Basado en hechos observados y verificados directamente por nuestros periodistas o por fuentes informadas.
Los presuntos delincuentes habrían arrojado neumáticos sobre la carretera, obligando a otros usuarios de la autovía a realizar maniobras evasivas para evitar colisionar.
La Guardia Civil ha abierto una investigación contra dos jóvenes de 20 años , como presuntos autores de graves imprudencias en la autovía A-23 . Los hechos ocurrieron el pasado 3 de mayo, alrededor de las 19:45 horas, en el término municipal de Santa Eulalia del Campo, en Teruel .
Según informa la Benemérita, los ocupantes de un vehículo deportivo arrojaron neumáticos a la calzada , creando un peligro inmediato para el resto de conductores que compartían vía. Para retirar los obstáculos, se movilizaron varias patrullas de Tráfico que, debido al reflejo del sol sobre el asfalto , tardaron en detectar las gomas.
Los conductores habían recibido el alto horas antes en Navarra
La investigación del Grupo de Investigación y Análisis de Tráfico (GIAT) reveló que los jóvenes habían participado ese mismo día en una actividad deportiva en un circuito de Navarra . Antes de llegar a Teruel, ya habían sido interceptados por agentes de la Agrupación de Tráfico en la comunidad foral debido a la peligrosa disposición en la que transportaban los neumáticos en el vehículo.
Tras corregir esa incidencia, reanudaron su viaje hacia el sur y, a su paso por la Autovía Mudéjar, decidieron deshacerse de la carga lanzándola directamente a la vía en pleno tráfico .
¿Qué delito contra la seguridad vial habrían cometido?
Los investigados se enfrentan a cargos basados en el artículo 385 del Código Penal , un precepto que castiga a quien origine un grave riesgo para la circulación mediante la colocación en la vía de obstáculos imprevisibles (como podrían ser unos neumáticos) o el derramamiento de sustancias deslizantes o inflamables.

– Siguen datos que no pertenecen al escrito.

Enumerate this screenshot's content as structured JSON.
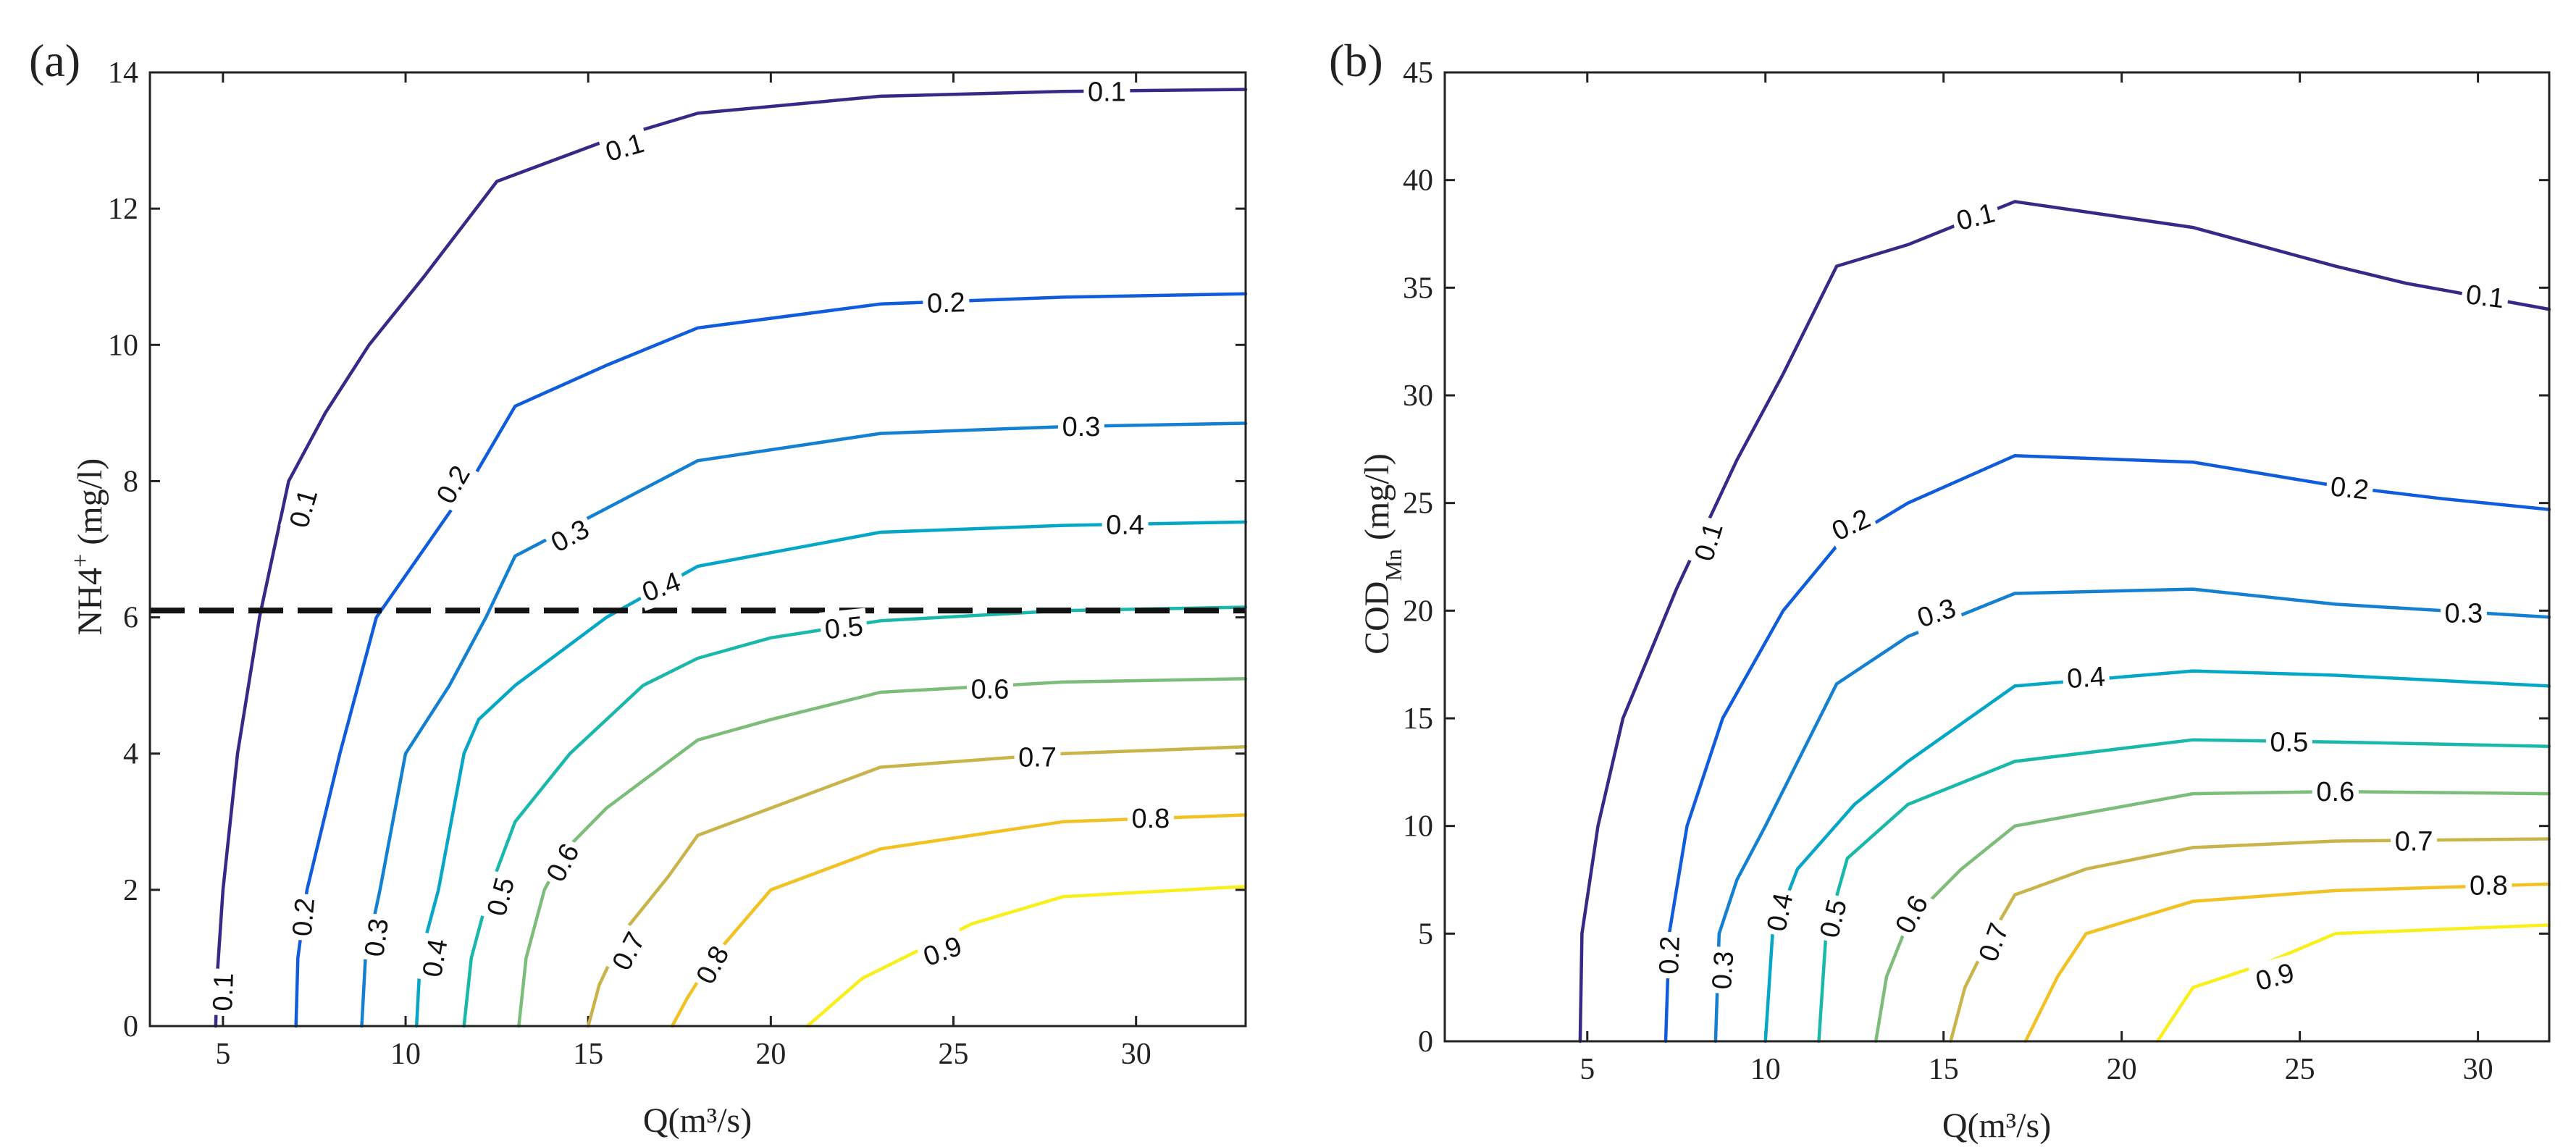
{
  "chart_data": [
    {
      "type": "line",
      "panel_label": "(a)",
      "xlabel": "Q(m³/s)",
      "ylabel_base": "NH4",
      "ylabel_sup": "+",
      "ylabel_unit": " (mg/l)",
      "xlim": [
        3,
        33
      ],
      "ylim": [
        0,
        14
      ],
      "xticks": [
        5,
        10,
        15,
        20,
        25,
        30
      ],
      "yticks": [
        0,
        2,
        4,
        6,
        8,
        10,
        12,
        14
      ],
      "threshold_y": 6.1,
      "series": [
        {
          "name": "0.1",
          "color": "#352a87",
          "x": [
            4.8,
            4.85,
            5.0,
            5.4,
            6.0,
            6.8,
            7.8,
            9.0,
            10.5,
            12.5,
            15.5,
            18.0,
            23.0,
            28.0,
            33.0
          ],
          "y": [
            0,
            0.8,
            2.0,
            4.0,
            6.0,
            8.0,
            9.0,
            10.0,
            11.0,
            12.4,
            13.0,
            13.4,
            13.65,
            13.72,
            13.75
          ],
          "labels": [
            {
              "text": "0.1",
              "x": 5.0,
              "y": 0.5,
              "rot": -88
            },
            {
              "text": "0.1",
              "x": 7.2,
              "y": 7.6,
              "rot": -74
            },
            {
              "text": "0.1",
              "x": 16.0,
              "y": 12.9,
              "rot": -16
            },
            {
              "text": "0.1",
              "x": 29.2,
              "y": 13.72,
              "rot": 0
            }
          ]
        },
        {
          "name": "0.2",
          "color": "#0f5cdd",
          "x": [
            7.0,
            7.05,
            7.3,
            8.2,
            9.2,
            10.5,
            11.8,
            13.0,
            15.5,
            18.0,
            23.0,
            28.0,
            33.0
          ],
          "y": [
            0,
            1.0,
            2.0,
            4.0,
            6.0,
            7.0,
            8.0,
            9.1,
            9.7,
            10.25,
            10.6,
            10.7,
            10.75
          ],
          "labels": [
            {
              "text": "0.2",
              "x": 7.2,
              "y": 1.6,
              "rot": -85
            },
            {
              "text": "0.2",
              "x": 11.3,
              "y": 7.95,
              "rot": -60
            },
            {
              "text": "0.2",
              "x": 24.8,
              "y": 10.62,
              "rot": -2
            }
          ]
        },
        {
          "name": "0.3",
          "color": "#1480d1",
          "x": [
            8.8,
            8.9,
            9.3,
            10.0,
            11.2,
            12.2,
            13.0,
            15.5,
            18.0,
            23.0,
            28.0,
            33.0
          ],
          "y": [
            0,
            1.0,
            2.0,
            4.0,
            5.0,
            6.0,
            6.9,
            7.6,
            8.3,
            8.7,
            8.8,
            8.85
          ],
          "labels": [
            {
              "text": "0.3",
              "x": 9.2,
              "y": 1.3,
              "rot": -82
            },
            {
              "text": "0.3",
              "x": 14.5,
              "y": 7.2,
              "rot": -28
            },
            {
              "text": "0.3",
              "x": 28.5,
              "y": 8.8,
              "rot": 0
            }
          ]
        },
        {
          "name": "0.4",
          "color": "#06a7c6",
          "x": [
            10.3,
            10.4,
            10.9,
            11.6,
            12.0,
            13.0,
            15.5,
            18.0,
            23.0,
            28.0,
            33.0
          ],
          "y": [
            0,
            1.0,
            2.0,
            4.0,
            4.5,
            5.0,
            6.0,
            6.75,
            7.25,
            7.35,
            7.4
          ],
          "labels": [
            {
              "text": "0.4",
              "x": 10.8,
              "y": 1.0,
              "rot": -80
            },
            {
              "text": "0.4",
              "x": 17.0,
              "y": 6.45,
              "rot": -20
            },
            {
              "text": "0.4",
              "x": 29.7,
              "y": 7.36,
              "rot": 0
            }
          ]
        },
        {
          "name": "0.5",
          "color": "#1ab8aa",
          "x": [
            11.6,
            11.8,
            12.3,
            13.0,
            14.5,
            16.5,
            18.0,
            20.0,
            23.0,
            28.0,
            33.0
          ],
          "y": [
            0,
            1.0,
            2.0,
            3.0,
            4.0,
            5.0,
            5.4,
            5.7,
            5.95,
            6.1,
            6.15
          ],
          "labels": [
            {
              "text": "0.5",
              "x": 12.6,
              "y": 1.9,
              "rot": -75
            },
            {
              "text": "0.5",
              "x": 22.0,
              "y": 5.85,
              "rot": -6
            }
          ]
        },
        {
          "name": "0.6",
          "color": "#7cbd7a",
          "x": [
            13.1,
            13.3,
            13.8,
            14.4,
            15.5,
            17.0,
            18.0,
            20.0,
            23.0,
            28.0,
            33.0
          ],
          "y": [
            0,
            1.0,
            2.0,
            2.6,
            3.2,
            3.8,
            4.2,
            4.5,
            4.9,
            5.05,
            5.1
          ],
          "labels": [
            {
              "text": "0.6",
              "x": 14.3,
              "y": 2.4,
              "rot": -62
            },
            {
              "text": "0.6",
              "x": 26.0,
              "y": 4.95,
              "rot": 0
            }
          ]
        },
        {
          "name": "0.7",
          "color": "#c8b44a",
          "x": [
            15.0,
            15.3,
            16.0,
            17.2,
            18.0,
            20.5,
            23.0,
            28.0,
            33.0
          ],
          "y": [
            0,
            0.6,
            1.4,
            2.2,
            2.8,
            3.3,
            3.8,
            4.0,
            4.1
          ],
          "labels": [
            {
              "text": "0.7",
              "x": 16.1,
              "y": 1.1,
              "rot": -62
            },
            {
              "text": "0.7",
              "x": 27.3,
              "y": 3.95,
              "rot": 0
            }
          ]
        },
        {
          "name": "0.8",
          "color": "#f2c123",
          "x": [
            17.3,
            17.7,
            18.4,
            20.0,
            23.0,
            28.0,
            33.0
          ],
          "y": [
            0,
            0.4,
            1.0,
            2.0,
            2.6,
            3.0,
            3.1
          ],
          "labels": [
            {
              "text": "0.8",
              "x": 18.4,
              "y": 0.9,
              "rot": -62
            },
            {
              "text": "0.8",
              "x": 30.4,
              "y": 3.05,
              "rot": 0
            }
          ]
        },
        {
          "name": "0.9",
          "color": "#f9f01b",
          "x": [
            21.0,
            22.5,
            24.0,
            25.5,
            28.0,
            33.0
          ],
          "y": [
            0,
            0.7,
            1.1,
            1.5,
            1.9,
            2.05
          ],
          "labels": [
            {
              "text": "0.9",
              "x": 24.7,
              "y": 1.1,
              "rot": -20
            }
          ]
        }
      ]
    },
    {
      "type": "line",
      "panel_label": "(b)",
      "xlabel": "Q(m³/s)",
      "ylabel_base": "COD",
      "ylabel_sub": "Mn",
      "ylabel_unit": " (mg/l)",
      "xlim": [
        1,
        32
      ],
      "ylim": [
        0,
        45
      ],
      "xticks": [
        5,
        10,
        15,
        20,
        25,
        30
      ],
      "yticks": [
        0,
        5,
        10,
        15,
        20,
        25,
        30,
        35,
        40,
        45
      ],
      "series": [
        {
          "name": "0.1",
          "color": "#352a87",
          "x": [
            4.8,
            4.85,
            5.3,
            6.0,
            7.5,
            9.2,
            10.5,
            12.0,
            14.0,
            17.0,
            22.0,
            26.0,
            28.0,
            32.0
          ],
          "y": [
            0,
            5.0,
            10.0,
            15.0,
            21.0,
            27.0,
            31.0,
            36.0,
            37.0,
            39.0,
            37.8,
            36.0,
            35.2,
            34.0
          ],
          "labels": [
            {
              "text": "0.1",
              "x": 8.4,
              "y": 23.2,
              "rot": -73
            },
            {
              "text": "0.1",
              "x": 15.9,
              "y": 38.3,
              "rot": -14
            },
            {
              "text": "0.1",
              "x": 30.2,
              "y": 34.6,
              "rot": 7
            }
          ]
        },
        {
          "name": "0.2",
          "color": "#0f5cdd",
          "x": [
            7.2,
            7.3,
            7.8,
            8.8,
            10.5,
            12.0,
            14.0,
            17.0,
            22.0,
            26.0,
            29.0,
            32.0
          ],
          "y": [
            0,
            5.0,
            10.0,
            15.0,
            20.0,
            23.0,
            25.0,
            27.2,
            26.9,
            25.8,
            25.2,
            24.7
          ],
          "labels": [
            {
              "text": "0.2",
              "x": 7.3,
              "y": 4.0,
              "rot": -88
            },
            {
              "text": "0.2",
              "x": 12.4,
              "y": 24.0,
              "rot": -25
            },
            {
              "text": "0.2",
              "x": 26.4,
              "y": 25.7,
              "rot": 6
            }
          ]
        },
        {
          "name": "0.3",
          "color": "#1480d1",
          "x": [
            8.6,
            8.7,
            9.2,
            10.0,
            12.0,
            14.0,
            17.0,
            22.0,
            26.0,
            29.0,
            32.0
          ],
          "y": [
            0,
            5.0,
            7.5,
            10.0,
            16.6,
            18.8,
            20.8,
            21.0,
            20.3,
            20.0,
            19.7
          ],
          "labels": [
            {
              "text": "0.3",
              "x": 8.8,
              "y": 3.3,
              "rot": -86
            },
            {
              "text": "0.3",
              "x": 14.8,
              "y": 19.9,
              "rot": -18
            },
            {
              "text": "0.3",
              "x": 29.6,
              "y": 19.9,
              "rot": 0
            }
          ]
        },
        {
          "name": "0.4",
          "color": "#06a7c6",
          "x": [
            10.0,
            10.2,
            10.9,
            12.5,
            14.0,
            17.0,
            22.0,
            26.0,
            32.0
          ],
          "y": [
            0,
            5.0,
            8.0,
            11.0,
            13.0,
            16.5,
            17.2,
            17.0,
            16.5
          ],
          "labels": [
            {
              "text": "0.4",
              "x": 10.4,
              "y": 6.0,
              "rot": -78
            },
            {
              "text": "0.4",
              "x": 19.0,
              "y": 16.9,
              "rot": -4
            }
          ]
        },
        {
          "name": "0.5",
          "color": "#1ab8aa",
          "x": [
            11.5,
            11.7,
            12.3,
            14.0,
            17.0,
            22.0,
            26.0,
            32.0
          ],
          "y": [
            0,
            5.0,
            8.5,
            11.0,
            13.0,
            14.0,
            13.9,
            13.7
          ],
          "labels": [
            {
              "text": "0.5",
              "x": 11.9,
              "y": 5.7,
              "rot": -76
            },
            {
              "text": "0.5",
              "x": 24.7,
              "y": 13.9,
              "rot": 0
            }
          ]
        },
        {
          "name": "0.6",
          "color": "#7cbd7a",
          "x": [
            13.1,
            13.4,
            14.0,
            15.5,
            17.0,
            22.0,
            26.0,
            32.0
          ],
          "y": [
            0,
            3.0,
            5.5,
            8.0,
            10.0,
            11.5,
            11.6,
            11.5
          ],
          "labels": [
            {
              "text": "0.6",
              "x": 14.1,
              "y": 5.9,
              "rot": -62
            },
            {
              "text": "0.6",
              "x": 26.0,
              "y": 11.6,
              "rot": 0
            }
          ]
        },
        {
          "name": "0.7",
          "color": "#c8b44a",
          "x": [
            15.2,
            15.6,
            16.2,
            17.0,
            19.0,
            22.0,
            26.0,
            32.0
          ],
          "y": [
            0,
            2.5,
            4.5,
            6.8,
            8.0,
            9.0,
            9.3,
            9.4
          ],
          "labels": [
            {
              "text": "0.7",
              "x": 16.4,
              "y": 4.6,
              "rot": -70
            },
            {
              "text": "0.7",
              "x": 28.2,
              "y": 9.3,
              "rot": 0
            }
          ]
        },
        {
          "name": "0.8",
          "color": "#f2c123",
          "x": [
            17.3,
            18.2,
            19.0,
            22.0,
            26.0,
            30.0,
            32.0
          ],
          "y": [
            0,
            3.0,
            5.0,
            6.5,
            7.0,
            7.2,
            7.3
          ],
          "labels": [
            {
              "text": "0.8",
              "x": 30.3,
              "y": 7.25,
              "rot": 0
            }
          ]
        },
        {
          "name": "0.9",
          "color": "#f9f01b",
          "x": [
            21.0,
            22.0,
            24.0,
            26.0,
            29.0,
            32.0
          ],
          "y": [
            0,
            2.5,
            3.6,
            5.0,
            5.2,
            5.4
          ],
          "labels": [
            {
              "text": "0.9",
              "x": 24.3,
              "y": 3.0,
              "rot": -15
            }
          ]
        }
      ]
    }
  ]
}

Este delito tiene una particularidad jurídica: es el único contra la seguridad vial para el que no se requiere estrictamente el uso de un vehículo . Se puede cometer, por ejemplo, arrojando objetos desde un puente, colocando piedras sobre el asfalto o alterando la señalización de la vía de forma manual . Las penas interpuestas por esta conducta oscilan entre seis meses y dos años de prisión , o bien multas de doce a veinticuatro meses y trabajos en beneficio de la comunidad de diez a cuarenta días .
¿Qué indica el Código Penal para casos como este en los que sí se ha utilizado vehículo?
Aunque el tipo penal del artículo 385 no exija un vehículo para que exista el delito, el hecho de emplearlo para llevar a cabo la acción conlleva consecuencias adicionales. Según establece el artículo 385 bis , el vehículo a motor o ciclomotor utilizado en estos hechos se considerará instrumento del delito .
Por ello, el juez puede decretar el decomiso o pérdida del vehículo . En este caso concreto, al utilizar un turismo deportivo para transportar y posteriormente arrojar los neumáticos a la calzada, el coche podría quedar vinculado directamente a la ejecución del hecho delictivo.